Unlike Seakeeper, the Ride seems to only work when underway and is speed dependent such that at lower speeds or at anchor it will have little effect. the Seakeeper works at anchor or when drifting as is often the case when fishing.
I also wonder how the glue will hold up with the prolonged stresses of speed as the torque on this must be enormous.
You’re right, Ride only works when the boat is moving and there’s enough water moving over the controllers for them to generate adequate force. The cut-in speed of the system is set to 10 mph. You’re also right that the gyros are most effective at rest and get less effective as the boat moves faster. From a commercial perspective, that’s quite the match for Seakeeper. They have the gyros that work best when stationary and at lower speeds and then Ride that works best the faster the boat goes. In essence, they can (if you’re willing to write enough checks) improve the experience at all speeds on the boat.
It’s much too early for me to report much on the longevity of the glue on Ride, but my gyro was also glued down on Have Another Day. The gyro had logged about 1,500 hours before the boat was lost. I had many witness marks and can report there was never any measurable movement. The shock forces the gyro was capable of delivering are massive. Based on what I know of the adhesives they use, I’m probably more concerned about the laminate of the transom failing than I am the adhesive on the controller.

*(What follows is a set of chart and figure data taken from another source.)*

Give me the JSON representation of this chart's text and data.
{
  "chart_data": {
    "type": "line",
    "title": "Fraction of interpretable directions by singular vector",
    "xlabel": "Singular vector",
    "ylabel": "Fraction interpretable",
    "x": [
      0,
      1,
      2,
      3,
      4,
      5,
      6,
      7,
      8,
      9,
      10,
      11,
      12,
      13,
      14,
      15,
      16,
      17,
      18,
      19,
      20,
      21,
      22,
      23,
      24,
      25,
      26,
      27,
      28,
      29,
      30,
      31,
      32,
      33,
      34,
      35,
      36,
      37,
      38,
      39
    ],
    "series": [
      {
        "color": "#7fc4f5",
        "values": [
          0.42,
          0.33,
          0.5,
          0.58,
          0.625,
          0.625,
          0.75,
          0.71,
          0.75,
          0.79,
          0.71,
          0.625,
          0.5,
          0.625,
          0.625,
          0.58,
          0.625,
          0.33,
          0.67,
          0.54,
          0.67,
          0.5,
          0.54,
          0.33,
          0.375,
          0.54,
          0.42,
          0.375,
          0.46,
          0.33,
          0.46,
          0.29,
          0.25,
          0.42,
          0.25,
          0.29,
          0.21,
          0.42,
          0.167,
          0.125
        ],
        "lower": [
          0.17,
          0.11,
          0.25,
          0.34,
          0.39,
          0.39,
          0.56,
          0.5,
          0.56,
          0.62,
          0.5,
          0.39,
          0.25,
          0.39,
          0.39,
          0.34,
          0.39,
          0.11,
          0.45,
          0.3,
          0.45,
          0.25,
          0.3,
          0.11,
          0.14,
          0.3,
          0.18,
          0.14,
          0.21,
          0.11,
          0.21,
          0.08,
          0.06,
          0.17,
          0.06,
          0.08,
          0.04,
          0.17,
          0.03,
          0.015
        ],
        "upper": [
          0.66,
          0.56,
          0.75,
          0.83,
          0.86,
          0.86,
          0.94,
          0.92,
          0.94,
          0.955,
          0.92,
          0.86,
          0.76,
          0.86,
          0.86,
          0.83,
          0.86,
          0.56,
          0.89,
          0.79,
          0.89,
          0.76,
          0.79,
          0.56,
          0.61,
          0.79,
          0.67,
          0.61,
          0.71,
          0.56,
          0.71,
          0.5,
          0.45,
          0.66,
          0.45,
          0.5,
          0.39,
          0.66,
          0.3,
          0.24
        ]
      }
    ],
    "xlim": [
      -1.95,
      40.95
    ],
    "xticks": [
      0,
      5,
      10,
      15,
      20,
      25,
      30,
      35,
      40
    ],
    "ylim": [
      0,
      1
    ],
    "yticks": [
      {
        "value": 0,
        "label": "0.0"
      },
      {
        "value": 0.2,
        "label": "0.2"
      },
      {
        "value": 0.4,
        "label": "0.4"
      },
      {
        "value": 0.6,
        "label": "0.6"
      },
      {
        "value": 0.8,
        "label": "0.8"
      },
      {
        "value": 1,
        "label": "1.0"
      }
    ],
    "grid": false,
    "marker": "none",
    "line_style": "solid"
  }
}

Good point. I have the Seakeeper 6 and I just checked with the installer about how it is bonded and it is as you say. I have been in plenty of small craft warning weather so I have given the Seakeeper a real “workout” and it is fine after about three years of use.
The captain of a gyro equipped vessel would be well advised not to venture out in conditions that would be dangerous without a gyro. A gyro malfunction in dangerous conditions would make for a dangerous trip back to port. Regardless of how reliable a gyro system may be an electrical malfunction is always a possibility.